1. A system for analyzing security related network activity comprising:
a common data event database configured to store device event data in a common data event format; and
a threat model analysis engine configured to:
read common event data from the common data event database;
analyze the common event data by comparing the common event data to a threat model definition; and
generate a threat model instance corresponding to the threat model definition if a set of requirements of the definition is met by the common event data.
2. The system of claim 1, wherein the common data event format comprises a source Internet protocol address, a delimiter, and a source port.
3. The system of claim 1, wherein the common data event format comprises a destination Internet protocol address, a delimiter, and a destination port.
4. The system of claim 1 wherein the common data event format comprises a corroboration level field.
5. The system of claim 4 wherein the corroboration level field is initially set to zero for a common data event record stored in the common data event database.
6. The system of claim 1, wherein the common data event format comprises a timestamp.
7. The system of claim 6 wherein the threat model definition comprises a step definition.
8. The system of claim 7 wherein the step definition includes content criteria that identifies a common data type and an activity to be analyzed.

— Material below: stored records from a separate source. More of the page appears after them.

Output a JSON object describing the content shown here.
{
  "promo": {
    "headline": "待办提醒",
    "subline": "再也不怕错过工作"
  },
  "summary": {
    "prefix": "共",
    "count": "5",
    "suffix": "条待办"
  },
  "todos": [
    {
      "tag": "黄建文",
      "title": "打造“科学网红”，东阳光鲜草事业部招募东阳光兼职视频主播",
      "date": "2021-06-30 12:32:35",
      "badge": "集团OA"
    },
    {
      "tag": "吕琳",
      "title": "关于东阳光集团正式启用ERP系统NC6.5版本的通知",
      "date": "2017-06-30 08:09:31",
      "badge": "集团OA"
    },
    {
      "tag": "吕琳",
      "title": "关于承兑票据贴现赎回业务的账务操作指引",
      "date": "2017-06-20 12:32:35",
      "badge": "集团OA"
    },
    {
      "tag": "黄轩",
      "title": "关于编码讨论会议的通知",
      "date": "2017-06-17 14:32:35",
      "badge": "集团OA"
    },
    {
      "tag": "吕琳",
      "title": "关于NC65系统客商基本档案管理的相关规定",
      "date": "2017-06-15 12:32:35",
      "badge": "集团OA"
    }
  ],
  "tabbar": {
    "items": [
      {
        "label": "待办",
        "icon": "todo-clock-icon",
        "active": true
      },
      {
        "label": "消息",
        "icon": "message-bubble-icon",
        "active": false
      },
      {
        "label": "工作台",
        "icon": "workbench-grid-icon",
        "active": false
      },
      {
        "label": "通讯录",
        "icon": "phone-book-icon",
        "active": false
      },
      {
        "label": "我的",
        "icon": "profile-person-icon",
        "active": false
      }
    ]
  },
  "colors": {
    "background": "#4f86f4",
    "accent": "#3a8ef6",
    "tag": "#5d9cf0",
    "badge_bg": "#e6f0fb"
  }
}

9. The system of claim 8 wherein the step definition comprises an active activity threshold which indicates a volume of activity required during a time period for a threat model step to be created and granted an initial status.
10. The system of claim 8 wherein the step definition comprises a sustained activity threshold which indicates a volume of activity required during a time period for the threat model step to be granted a sustained status.
11. The system of claim 8 wherein the step definition comprises a persistence type which identifies attributes required to be shared by threat model steps for the activity corresponding to those steps to be regarded as part of a common threat model instance.
12. The system of claim 6 wherein the threat model definition comprises a first step, a second step, and a relationship definition which identifies a relationship and inheritance properties between the first step and the second step.
13. The system of claim 6 wherein the threat model definition comprises a first step, a second step, and a relationship type which identifies data to be inherited from the first step by the second step.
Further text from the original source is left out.